Constitutional citizenship is a desire and an act of imagining a level playing-field. It proscribes discrimination but is unable to enforce the proscription. Actually,-experienced citizenship is the reality that is determined by both subtle and overt social attitudes. We have a fine Constitution but a social and political reality where constitutional injunctions pass through the shredder of social beliefs and attitudes. The fact of the matter is that, at least at the present time, being Indian – and being able to enjoy the benefits of citizenship – is not open to all. To think otherwise is to be either deliberately blinkered about the nature of the society we live in, or just naïve. The latter position might be well-meaning but naivety among adults is not as endearing as that among children.

A protest against a new citizenship law outside the Jamia Millia Islamia university in New Delhi. Credit: Danish Siddiqui/Reuters,

The failure to recognise the actual inequality – social and economic – produced through being Muslim (or connected to some other identity) is also part of a longer history of an act of misrecognition. The exhortation to “Be Indian” assumes that what is Indian is, in fact, either a-religious or multi-religious. Our post-colonial public life has been one where symbols, rituals and other representations of Hindu life-ways have been imagined as representing secular – a-religious – Indian-ness. We light lamps at academic conferences and break coconuts to launch warships as acts of “Indian-ness”. We have, in fact, learnt to confuse religious symbols as secular signs. It is also this context that comes into play in the complaint that “actual minority is the one that only claims an Indian identity”. This Indian identity is, in fact, deeply buried in the life-world of a very specific religious identity.

Condescending attitutude

There is, finally, a more troubling aspect, as is wishing actually existing structures of discrimination away in favour of an imagined Indian-ness is troubling enough. The meanings that gather around the social media message also have to do with viewing a gathering of Muslims as a dangerous and fearful one. The visual aspect of the current Citizenship Amendment Act protests is really quite striking: at many of our public places what we see are gatherings of Muslims demanding that a law specifically aimed at furthering discrimination against the be rolled back. Through attire and expression, the female and male protestors are identifiably Muslim. There is an almost primeval fear of the collective Muslim presence that palpably comes through the social media dictates to “Be Indian”. This aspect requires self-examination: what do we fear and what are the sources of this fear? Urban mass-gatherings of Hindus – the Kanwariya, to take a recent example – do not seem to invite similar exhortations.
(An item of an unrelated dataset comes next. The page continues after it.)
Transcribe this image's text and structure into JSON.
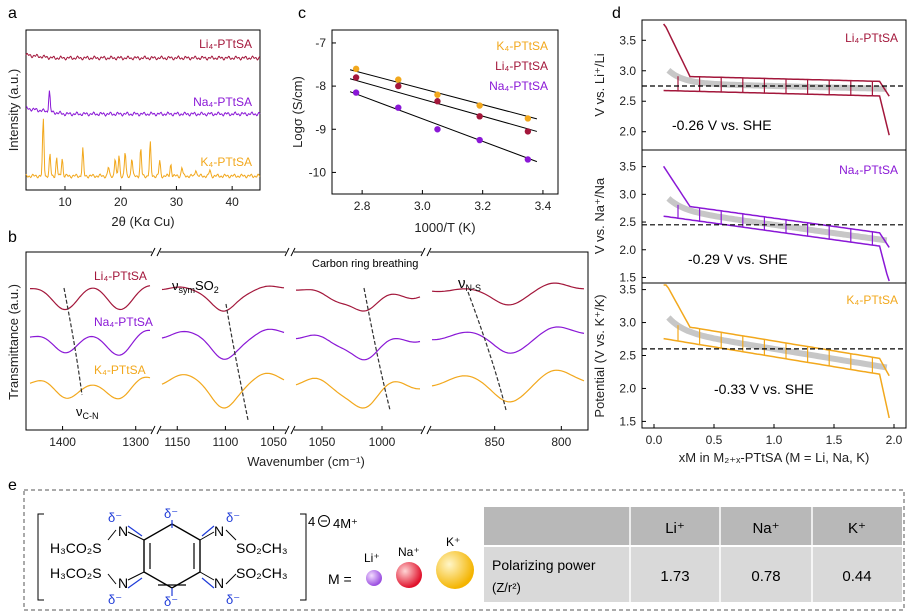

Unless we are able to interrogate the social media “common sense” that the answer to the current malaise lies in asserting Indian-ness over all other identities, we do no better than align with the frequently made assertion that all those who live in India are “ultimately” Hindus. And that “Indian” and “Hindu” are interchangeable identities. For that is precisely the consequence of this form of WhatsApp politics: those who have never suffered discrimination because of their religious identity have the luxury of not confronting it. They simply assume Muslim-ness an irrelevant distraction and advocate the need to rise above it.

This is not very different from advising a black person that she will not face racism if only she thinks of herself as human. And, unless we are able to confront “our” own fears – ones frequently masked under the guise of devotion to a unified national identity – it is very likely that when we conjure the idea of a representative Indian figure, it will be a very specific kind. This the spectre that haunts ideas of constitutional citizenship.

Sanjay Srivastava is a professor at the Tnstitute of Economic Growth in New Delhi.